Allongé dans son cercueil en velours rouge, entouré de son père en pleurs et de sa mère inconsolable, le corps de Dmitri Alexandrov est mis en terre dans la douleur aux côtés de ceux de sept de ses camarades mineurs, tués dans un coup de grisou mercredi à Donetsk, dans l'est de l'Ukraine.
Le visage de Dmitri, 30 ans au moment de sa mort, porte encore de larges traces de brûlures, stigmates de l'explosion dans la mine de Zassiadko, située dans la banlieue de ce fief rebelle, qui lui a coûté la vie avec 32 autres mineurs.
Comme leurs camarades victimes des précédentes tragédies en 1999 et 2007, les huit mineurs sont enterrés les uns à côté des autres dans le carré qui leur est réservé au cimetière de Chtcheglovskoe, à deux pas d'une des entrées de l'immense mine, dont les allées portent encore la marque de mois de bombardements.

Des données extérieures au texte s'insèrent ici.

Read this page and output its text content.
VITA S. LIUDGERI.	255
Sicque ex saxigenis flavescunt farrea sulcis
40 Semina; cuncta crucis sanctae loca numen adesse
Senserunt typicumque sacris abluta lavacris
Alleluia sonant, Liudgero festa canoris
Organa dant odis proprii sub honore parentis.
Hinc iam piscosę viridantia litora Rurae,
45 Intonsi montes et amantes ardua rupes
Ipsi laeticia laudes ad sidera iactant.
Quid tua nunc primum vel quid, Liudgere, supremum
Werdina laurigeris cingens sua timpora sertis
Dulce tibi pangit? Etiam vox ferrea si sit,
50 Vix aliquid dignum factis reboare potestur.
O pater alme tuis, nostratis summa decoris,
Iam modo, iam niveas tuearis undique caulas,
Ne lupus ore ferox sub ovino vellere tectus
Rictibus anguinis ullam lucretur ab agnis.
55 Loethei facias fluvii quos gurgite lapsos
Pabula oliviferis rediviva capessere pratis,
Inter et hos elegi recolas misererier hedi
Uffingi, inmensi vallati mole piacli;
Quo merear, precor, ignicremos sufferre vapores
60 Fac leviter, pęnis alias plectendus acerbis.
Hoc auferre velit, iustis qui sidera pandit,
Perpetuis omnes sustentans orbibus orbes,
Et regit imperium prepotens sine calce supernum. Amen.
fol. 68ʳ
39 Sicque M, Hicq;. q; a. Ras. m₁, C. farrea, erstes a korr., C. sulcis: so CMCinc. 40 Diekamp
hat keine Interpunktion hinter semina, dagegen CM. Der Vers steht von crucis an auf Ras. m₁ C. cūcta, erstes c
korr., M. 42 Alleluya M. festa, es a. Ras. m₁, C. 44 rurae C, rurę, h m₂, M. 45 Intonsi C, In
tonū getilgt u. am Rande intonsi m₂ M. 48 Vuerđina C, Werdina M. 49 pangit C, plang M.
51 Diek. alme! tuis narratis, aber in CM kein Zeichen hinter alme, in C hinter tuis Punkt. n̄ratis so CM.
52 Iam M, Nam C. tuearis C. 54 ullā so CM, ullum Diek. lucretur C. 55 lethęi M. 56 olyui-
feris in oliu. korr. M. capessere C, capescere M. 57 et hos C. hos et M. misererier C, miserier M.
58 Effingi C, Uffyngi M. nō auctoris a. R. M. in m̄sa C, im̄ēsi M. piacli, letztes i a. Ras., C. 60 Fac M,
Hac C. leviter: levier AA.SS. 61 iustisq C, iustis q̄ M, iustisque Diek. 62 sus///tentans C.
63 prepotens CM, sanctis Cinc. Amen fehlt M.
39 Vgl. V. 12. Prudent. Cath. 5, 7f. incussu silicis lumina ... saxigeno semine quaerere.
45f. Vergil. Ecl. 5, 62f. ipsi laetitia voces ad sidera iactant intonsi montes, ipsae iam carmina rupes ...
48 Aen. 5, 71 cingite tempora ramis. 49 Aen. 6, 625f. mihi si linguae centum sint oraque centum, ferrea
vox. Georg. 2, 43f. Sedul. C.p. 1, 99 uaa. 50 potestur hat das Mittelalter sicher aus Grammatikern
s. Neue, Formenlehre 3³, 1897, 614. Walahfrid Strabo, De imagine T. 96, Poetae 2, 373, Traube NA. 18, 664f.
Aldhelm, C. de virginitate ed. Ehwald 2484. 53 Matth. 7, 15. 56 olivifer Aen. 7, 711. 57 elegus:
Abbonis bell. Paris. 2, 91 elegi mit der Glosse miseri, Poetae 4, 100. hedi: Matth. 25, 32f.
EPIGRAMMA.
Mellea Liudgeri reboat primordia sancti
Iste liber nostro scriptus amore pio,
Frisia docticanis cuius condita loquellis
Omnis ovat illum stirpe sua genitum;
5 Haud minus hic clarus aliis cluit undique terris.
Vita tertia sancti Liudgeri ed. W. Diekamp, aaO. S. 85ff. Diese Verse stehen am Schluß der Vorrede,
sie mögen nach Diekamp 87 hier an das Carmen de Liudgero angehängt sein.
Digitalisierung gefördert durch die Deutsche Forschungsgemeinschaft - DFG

Comme des responsables et psychologues du ministère russe des Situations d'urgence venus prêter main forte, le directeur local de la mine de Zassiadko, l'une des plus grandes et des plus dangereuses d'Ukraine, a fait le déplacement.
Valentin Reznov prend la parole, peu après que la mère de Dmitri a embrassé son fils dans un dernier adieu, suppliant de toutes ses forces les employés funéraires de ne pas clouer le cercueil.
Pour chaque mineur tué, le même discours lu, dans lequel le directeur salue machinalement la perte d'"un ami loyal et dévoué".
Mais sitôt le directeur retourné vers sa voiture, Vladislav, le frère de Dmitri, ne mâche pas ses mots.
"J'accuse la direction de la mine d'être responsable de cette tragédie", lance-t-il.
Si les mineurs font habituellement corps comme un seul homme pour garder bouche cousue sur leurs conditions de travail dans le bassin houiller du Donbass, où les accidents mortels sous terre sont courants, la dernière tragédie semble avoir délié quelques langues.
Parmi les quelques dizaines de mineurs et de rebelles en armes venus saluer la mémoire des disparus, nombreux sont ceux qui assurent bien connaître les causes de ce qui s'est passé, entre colère et résignation.
"Tout le monde sait qu'à Zassiadko, il y a énormément de gaz et que la ventilation n'est pas à la hauteur. Il suffit d'une étincelle", confie à demi mot Vassili, un mineur à la retraite.
"Au début je voulais travailler là-bas car la paye est meilleure. Mais il y a eu un incendie, ça m'a ouvert les yeux", poursuit cet habitant de Donetsk, qui a passé 27 ans dans la mine Oktiabarskaïa, selon lui "bien plus sécurisée".
- 'Cadences intenables' -
Les autorités rebelles de Donetsk se sont dédouanées dès mercredi en affirmant avoir "demandé" sans succès à la direction de la mine d'"arrêter son activité" il y a un mois, les conditions de travail étant devenues trop mauvaises.
La mine de Zassiadko est détenue par le député ukrainien Ioukhim Zviaguilski, ancien allié du président prorusse Viktor Ianoukovitch. Son siège est situé sur le territoire contrôlé par Kiev. Malgré le conflit dans l'est séparatiste prorusse, qui a fait près de 6.000 morts en un peu plus de dix mois, la mine a continué à fonctionner.
"Il fallait dégazer la mine il y a longtemps. Mon frère pressentait deux semaines avant sa mort que cela se produirait. La direction a essayé de nous mentir, de nous tromper, mais les mineurs connaissent la vérité", assure Vladislav Alexandrov.
"Les cadences sont intenables. C'est toujours: allez, allez! Extrait plus et tu seras mieux payé", renchérit un autre mineur, refusant de donner son nom.
Les syndicats de mineurs ont dénoncé une situation qui s'aggrave depuis le début du conflit en Ukraine, avec cadences de travail accrues, normes de sécurité non respectées et salaires non versés depuis des mois.